MANAGEMENT at University Hospital Limerick have apologised after an increase in patients attending the emergency department caused “long delays” and resulted in up to 11 ambulances being backed up outside the hospital.
The overcrowding came to a peak last Thursday night, when the ambulances were stacked up for three hours, a situation one hospital worker compared to as akin to the “runways at Heathrow”.
The delay was caused, the hospital worker - who did not wish to be identified - said because there was “simply too many people wanting to access the emergency department and not enough beds available”.
Patients referred to A&E faced lengthy delays as a result of the ambulances backing up outside the Dooradoyle facility.
It has also emerged that a 101 year old woman experienced a 25 hour wait on a trolley for a bed at UHL over the weekend.
A spokesperson for UHL conceded that there was “an increase in emergency presentations over the last week which has resulted in long delays for patients”.
“During particularly busy times on Thursday a number of ambulances experienced delays discharging patients to the care of UHL, however every effort was made to free up ambulances as a priority,” said the spokesperson.
“Our staff are working very hard to ensure the optimum care and safety of all our patients during this very busy period. The UL Hospital Group apologises that any patient has to wait to be admitted,” they added.
According to the INMO figures, there were 27 people on trollies in UHL last Thursday, dropping slightly to 24 the following day.
The 101 year old Clare woman experienced the 25 hour wait on a trolley for a bed over the weekend. She also faced a five hour wait for an ambulance to take her to the hospital where, because of delays at the emergency department, she faced the lengthy stint on a trolley.
The incident comes after health minister Leo Varadkar said there would be “zero tolerance” for a situation whereby anyone would wait longer than 24 hours on a trolley.
Mary Fogarty of the INMO said that particular incident was “inhumane and you wouldn’t see it in the Third World”.
“It is a catastrophic situation where the oldest person in the hospital is left to languish on a trolley for all of that time,” she said.
Ms Fogarty added: “At some point, when you don’t have enough beds, you have got to decide, who do I treat? Do I treat the patients that are on trolleys in the emergency department, or do I bring in people for planned care?
“And I think when you are at that stage in a hospital and are so overcrowded, and you have elderly people - a woman of 101 - and she is left there, for over a day, that is just unacceptable.

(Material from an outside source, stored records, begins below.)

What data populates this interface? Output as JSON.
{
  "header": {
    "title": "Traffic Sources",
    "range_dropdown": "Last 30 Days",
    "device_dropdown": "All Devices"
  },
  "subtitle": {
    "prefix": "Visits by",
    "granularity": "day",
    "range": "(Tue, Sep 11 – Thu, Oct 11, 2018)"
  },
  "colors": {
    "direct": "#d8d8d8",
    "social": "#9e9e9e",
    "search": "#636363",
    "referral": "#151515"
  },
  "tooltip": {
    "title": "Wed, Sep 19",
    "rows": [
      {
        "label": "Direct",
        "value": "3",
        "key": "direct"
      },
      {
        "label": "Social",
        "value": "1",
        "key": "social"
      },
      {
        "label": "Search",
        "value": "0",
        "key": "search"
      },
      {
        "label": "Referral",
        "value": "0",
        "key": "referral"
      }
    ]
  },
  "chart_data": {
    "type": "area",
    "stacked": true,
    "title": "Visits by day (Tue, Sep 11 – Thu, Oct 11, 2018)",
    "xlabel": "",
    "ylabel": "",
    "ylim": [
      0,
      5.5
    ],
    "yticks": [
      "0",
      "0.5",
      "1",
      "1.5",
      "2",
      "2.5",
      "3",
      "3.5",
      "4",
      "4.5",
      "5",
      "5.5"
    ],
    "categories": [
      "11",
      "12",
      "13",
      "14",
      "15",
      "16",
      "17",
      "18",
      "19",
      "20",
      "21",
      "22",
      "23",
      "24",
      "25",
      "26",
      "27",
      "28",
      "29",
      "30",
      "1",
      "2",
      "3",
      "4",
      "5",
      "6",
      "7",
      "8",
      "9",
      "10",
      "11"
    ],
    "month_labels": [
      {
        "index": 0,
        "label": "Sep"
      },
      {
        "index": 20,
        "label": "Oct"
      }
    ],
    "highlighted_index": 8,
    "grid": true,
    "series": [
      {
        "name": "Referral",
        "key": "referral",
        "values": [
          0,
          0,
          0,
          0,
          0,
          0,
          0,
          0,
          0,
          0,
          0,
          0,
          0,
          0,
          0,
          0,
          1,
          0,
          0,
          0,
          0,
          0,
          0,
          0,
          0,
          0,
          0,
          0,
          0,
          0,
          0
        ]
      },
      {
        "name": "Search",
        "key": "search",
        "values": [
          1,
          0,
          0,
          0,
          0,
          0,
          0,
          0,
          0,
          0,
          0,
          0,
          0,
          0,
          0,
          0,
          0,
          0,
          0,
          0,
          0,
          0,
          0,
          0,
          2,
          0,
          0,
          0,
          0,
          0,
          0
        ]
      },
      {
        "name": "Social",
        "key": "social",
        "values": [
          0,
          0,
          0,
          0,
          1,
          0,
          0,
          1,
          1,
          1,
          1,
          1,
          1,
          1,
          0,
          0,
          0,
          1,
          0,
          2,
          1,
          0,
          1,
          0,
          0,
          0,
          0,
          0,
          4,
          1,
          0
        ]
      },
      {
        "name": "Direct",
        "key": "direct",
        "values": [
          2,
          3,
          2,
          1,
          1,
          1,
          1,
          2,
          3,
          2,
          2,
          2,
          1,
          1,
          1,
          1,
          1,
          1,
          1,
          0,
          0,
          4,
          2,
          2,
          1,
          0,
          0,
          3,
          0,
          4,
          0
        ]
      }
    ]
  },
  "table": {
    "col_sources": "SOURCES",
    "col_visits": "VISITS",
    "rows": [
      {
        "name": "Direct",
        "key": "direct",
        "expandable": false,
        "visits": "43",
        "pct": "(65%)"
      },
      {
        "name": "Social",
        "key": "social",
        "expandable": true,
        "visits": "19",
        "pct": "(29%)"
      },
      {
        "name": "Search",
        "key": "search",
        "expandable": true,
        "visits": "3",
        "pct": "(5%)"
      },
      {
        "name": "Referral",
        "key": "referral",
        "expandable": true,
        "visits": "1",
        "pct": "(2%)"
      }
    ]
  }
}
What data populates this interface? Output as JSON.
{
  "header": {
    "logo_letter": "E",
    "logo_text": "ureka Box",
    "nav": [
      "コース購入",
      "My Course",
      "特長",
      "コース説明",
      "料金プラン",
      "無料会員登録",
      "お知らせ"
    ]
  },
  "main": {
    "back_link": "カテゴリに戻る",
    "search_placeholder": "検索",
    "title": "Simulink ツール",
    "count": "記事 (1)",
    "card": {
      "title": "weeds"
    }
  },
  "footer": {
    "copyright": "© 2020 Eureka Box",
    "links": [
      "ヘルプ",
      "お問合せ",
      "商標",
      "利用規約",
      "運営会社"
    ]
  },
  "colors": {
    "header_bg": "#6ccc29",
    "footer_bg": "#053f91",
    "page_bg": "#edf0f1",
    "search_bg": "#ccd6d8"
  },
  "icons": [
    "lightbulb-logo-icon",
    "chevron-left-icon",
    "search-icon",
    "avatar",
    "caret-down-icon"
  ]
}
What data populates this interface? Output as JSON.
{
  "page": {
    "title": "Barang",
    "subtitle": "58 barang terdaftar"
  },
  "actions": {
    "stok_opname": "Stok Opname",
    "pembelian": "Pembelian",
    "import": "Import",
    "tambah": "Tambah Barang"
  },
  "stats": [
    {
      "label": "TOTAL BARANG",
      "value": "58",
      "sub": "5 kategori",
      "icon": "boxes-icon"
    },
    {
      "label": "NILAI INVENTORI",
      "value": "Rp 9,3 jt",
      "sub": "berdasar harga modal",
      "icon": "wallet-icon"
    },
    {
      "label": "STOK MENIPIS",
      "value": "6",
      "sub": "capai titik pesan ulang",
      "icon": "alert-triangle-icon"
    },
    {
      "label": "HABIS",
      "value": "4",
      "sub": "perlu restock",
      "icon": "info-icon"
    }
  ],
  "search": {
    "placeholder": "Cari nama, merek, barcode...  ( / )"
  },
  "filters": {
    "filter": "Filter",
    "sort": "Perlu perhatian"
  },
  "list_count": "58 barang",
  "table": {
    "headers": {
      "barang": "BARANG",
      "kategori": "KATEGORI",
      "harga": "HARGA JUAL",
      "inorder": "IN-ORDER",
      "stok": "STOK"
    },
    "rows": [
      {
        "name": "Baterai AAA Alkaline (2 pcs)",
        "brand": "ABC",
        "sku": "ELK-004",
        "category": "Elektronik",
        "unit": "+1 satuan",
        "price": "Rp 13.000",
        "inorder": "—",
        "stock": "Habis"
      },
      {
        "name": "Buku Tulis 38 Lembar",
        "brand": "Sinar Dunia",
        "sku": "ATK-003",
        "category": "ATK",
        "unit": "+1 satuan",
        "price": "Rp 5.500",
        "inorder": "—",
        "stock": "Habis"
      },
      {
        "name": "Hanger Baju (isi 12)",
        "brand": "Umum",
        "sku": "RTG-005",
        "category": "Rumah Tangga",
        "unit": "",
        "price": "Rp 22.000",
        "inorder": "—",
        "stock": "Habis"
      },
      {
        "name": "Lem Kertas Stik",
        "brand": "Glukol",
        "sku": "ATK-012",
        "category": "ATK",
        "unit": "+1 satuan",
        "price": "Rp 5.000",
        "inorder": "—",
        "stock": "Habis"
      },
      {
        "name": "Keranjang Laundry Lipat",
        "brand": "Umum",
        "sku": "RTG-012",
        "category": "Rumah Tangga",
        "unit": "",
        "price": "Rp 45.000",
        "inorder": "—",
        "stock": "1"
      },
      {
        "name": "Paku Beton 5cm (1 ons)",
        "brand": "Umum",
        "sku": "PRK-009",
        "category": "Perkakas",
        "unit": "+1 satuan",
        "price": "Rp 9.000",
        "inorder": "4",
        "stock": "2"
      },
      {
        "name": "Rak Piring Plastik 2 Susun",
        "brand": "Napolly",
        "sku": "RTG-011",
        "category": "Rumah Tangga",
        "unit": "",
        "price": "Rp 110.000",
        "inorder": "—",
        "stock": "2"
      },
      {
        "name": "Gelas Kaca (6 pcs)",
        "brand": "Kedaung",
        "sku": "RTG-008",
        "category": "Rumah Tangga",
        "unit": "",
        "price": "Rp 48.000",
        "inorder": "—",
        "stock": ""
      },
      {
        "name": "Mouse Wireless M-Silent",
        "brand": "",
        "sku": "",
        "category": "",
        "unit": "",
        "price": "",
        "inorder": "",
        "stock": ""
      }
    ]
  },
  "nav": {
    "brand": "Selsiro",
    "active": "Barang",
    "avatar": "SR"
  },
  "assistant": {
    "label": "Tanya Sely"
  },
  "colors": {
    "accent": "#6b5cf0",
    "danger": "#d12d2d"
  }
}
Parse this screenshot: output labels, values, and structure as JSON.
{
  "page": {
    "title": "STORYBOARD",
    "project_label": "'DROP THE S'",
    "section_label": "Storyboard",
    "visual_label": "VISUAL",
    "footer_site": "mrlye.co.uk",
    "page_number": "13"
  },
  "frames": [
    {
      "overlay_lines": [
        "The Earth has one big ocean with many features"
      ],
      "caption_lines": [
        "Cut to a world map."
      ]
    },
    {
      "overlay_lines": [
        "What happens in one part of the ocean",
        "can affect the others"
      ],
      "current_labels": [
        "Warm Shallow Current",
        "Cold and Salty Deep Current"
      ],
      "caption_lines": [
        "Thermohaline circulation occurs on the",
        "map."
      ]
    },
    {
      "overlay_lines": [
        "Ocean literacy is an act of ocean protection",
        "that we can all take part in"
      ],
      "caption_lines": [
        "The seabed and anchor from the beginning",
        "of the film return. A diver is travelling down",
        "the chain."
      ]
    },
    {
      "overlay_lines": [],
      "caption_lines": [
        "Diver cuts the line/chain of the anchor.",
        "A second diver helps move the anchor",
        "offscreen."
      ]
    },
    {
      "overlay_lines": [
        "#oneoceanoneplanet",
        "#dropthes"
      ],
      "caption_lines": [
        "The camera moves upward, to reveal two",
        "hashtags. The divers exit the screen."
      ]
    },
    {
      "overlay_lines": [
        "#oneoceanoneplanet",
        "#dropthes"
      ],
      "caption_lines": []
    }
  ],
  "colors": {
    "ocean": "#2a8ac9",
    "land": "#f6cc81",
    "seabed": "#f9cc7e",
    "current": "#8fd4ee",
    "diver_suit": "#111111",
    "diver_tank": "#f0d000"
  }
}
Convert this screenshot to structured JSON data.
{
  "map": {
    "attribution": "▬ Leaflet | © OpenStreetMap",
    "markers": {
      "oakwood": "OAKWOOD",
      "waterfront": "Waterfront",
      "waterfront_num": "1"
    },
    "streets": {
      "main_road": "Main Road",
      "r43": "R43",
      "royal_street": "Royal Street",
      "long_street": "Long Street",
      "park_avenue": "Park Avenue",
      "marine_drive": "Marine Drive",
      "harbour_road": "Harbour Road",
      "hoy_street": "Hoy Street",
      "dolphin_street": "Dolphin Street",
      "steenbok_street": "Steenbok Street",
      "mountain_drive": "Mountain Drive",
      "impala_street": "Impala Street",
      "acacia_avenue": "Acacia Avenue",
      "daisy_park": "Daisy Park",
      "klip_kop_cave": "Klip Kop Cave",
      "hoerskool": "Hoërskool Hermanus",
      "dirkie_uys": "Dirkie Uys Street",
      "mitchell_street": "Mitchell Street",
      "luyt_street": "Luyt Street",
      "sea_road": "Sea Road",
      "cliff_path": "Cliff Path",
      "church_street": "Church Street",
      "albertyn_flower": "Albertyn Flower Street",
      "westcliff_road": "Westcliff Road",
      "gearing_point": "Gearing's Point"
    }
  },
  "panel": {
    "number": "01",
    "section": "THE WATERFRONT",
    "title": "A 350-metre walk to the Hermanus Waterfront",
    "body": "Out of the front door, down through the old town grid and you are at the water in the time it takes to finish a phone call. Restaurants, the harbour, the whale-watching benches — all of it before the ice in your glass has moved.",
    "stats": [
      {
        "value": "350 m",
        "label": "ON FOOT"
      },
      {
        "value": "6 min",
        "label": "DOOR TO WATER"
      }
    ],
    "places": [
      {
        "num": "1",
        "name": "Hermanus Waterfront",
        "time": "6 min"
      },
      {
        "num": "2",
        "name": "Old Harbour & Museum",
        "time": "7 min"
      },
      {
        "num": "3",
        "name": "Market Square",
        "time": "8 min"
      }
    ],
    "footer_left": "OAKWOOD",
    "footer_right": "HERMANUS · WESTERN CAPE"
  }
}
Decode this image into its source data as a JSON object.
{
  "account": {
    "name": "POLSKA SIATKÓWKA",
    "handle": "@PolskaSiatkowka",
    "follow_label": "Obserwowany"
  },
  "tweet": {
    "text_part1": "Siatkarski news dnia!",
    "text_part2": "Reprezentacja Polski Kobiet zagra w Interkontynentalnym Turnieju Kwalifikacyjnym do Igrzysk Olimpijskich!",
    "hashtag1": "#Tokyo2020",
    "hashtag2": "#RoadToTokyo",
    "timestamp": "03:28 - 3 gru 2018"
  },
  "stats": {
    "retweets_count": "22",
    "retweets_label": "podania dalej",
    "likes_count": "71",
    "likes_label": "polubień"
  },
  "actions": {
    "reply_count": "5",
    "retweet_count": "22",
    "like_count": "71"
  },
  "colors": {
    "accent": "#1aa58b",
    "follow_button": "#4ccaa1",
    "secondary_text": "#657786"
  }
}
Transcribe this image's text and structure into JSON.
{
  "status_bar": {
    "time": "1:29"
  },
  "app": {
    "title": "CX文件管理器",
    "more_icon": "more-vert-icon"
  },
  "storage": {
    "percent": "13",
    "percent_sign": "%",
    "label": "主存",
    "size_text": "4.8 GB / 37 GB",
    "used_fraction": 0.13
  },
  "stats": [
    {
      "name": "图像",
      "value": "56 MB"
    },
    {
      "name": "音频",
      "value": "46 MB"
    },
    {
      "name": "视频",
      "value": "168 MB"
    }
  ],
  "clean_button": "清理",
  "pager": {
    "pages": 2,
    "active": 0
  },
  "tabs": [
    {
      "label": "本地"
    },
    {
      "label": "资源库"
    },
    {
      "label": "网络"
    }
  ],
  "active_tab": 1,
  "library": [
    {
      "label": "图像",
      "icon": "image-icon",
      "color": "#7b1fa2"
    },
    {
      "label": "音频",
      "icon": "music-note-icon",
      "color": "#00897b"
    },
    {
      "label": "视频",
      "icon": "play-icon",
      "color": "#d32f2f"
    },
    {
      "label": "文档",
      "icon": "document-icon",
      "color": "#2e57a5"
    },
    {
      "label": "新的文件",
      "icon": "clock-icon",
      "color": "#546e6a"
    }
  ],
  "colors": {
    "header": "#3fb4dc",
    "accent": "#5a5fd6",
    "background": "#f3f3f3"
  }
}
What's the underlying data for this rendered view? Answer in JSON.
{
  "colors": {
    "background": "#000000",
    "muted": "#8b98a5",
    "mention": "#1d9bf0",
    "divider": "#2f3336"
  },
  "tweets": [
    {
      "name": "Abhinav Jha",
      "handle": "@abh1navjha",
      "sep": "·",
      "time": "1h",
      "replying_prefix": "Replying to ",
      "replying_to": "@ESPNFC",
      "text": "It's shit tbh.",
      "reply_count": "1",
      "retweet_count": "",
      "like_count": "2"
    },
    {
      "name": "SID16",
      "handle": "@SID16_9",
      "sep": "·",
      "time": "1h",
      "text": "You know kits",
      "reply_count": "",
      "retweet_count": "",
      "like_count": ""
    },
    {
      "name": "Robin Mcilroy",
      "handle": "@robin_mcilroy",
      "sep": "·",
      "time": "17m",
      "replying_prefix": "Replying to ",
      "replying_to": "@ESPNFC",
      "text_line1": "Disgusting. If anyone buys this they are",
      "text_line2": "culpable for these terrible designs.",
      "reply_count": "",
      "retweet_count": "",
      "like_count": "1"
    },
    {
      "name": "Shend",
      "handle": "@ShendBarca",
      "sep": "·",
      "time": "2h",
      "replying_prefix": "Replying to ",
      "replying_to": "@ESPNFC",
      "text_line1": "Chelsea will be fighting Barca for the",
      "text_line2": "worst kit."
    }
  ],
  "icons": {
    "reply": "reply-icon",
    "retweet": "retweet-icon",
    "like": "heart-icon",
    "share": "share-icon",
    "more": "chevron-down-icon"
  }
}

Don’t tell me that there wasn’t some way that that lady could have been prioritised and given the care that she deserved.”
The UHL group said that as part of its plan to address the delays, all beds across the group are open and patients who have finished their care are being discharged home or to the community.
“Where possible patients are being transferred from UHL to Ennis Hospital, Nenagh Hospital and St John’s Hospital for ongoing treatment,” said the spokesperson.
The hospitals group reminded patients to keep the emergency department “for emergencies only and to contact their GP or GP Out of Hours services in the first instance”.
“GPs have a number of options available to them including referring patients to Medical Assessment Units which are operational in Ennis Hospital, Nenagh Hospital and St John’s Hospital, thus avoiding the patient having to wait for extended periods in the ED,” they said.
“Local Injury Units are open in Ennis and Nenagh Hospitals from 8am to 8pm, Monday to Sunday and 8am to 6pm Monday to Friday at St. John’s Hospital. Patients aged five years-plus with minor injuries; for example suspected broken bones in arm or lower leg, sprains, strains, minor scalds, burns or cuts are encouraged to visit their Local Injury Units for treatment,” added the spokesperson.
The UHL emergency department has been under severe pressure a number of times already this year, most notably in February, when elective surgery had to be cancelled as the hospital struggled to cope with an “unprecedented number” of presentations, a situation Fianna Fail’s Deputy Niall Collins described as “extremely serious” at the time.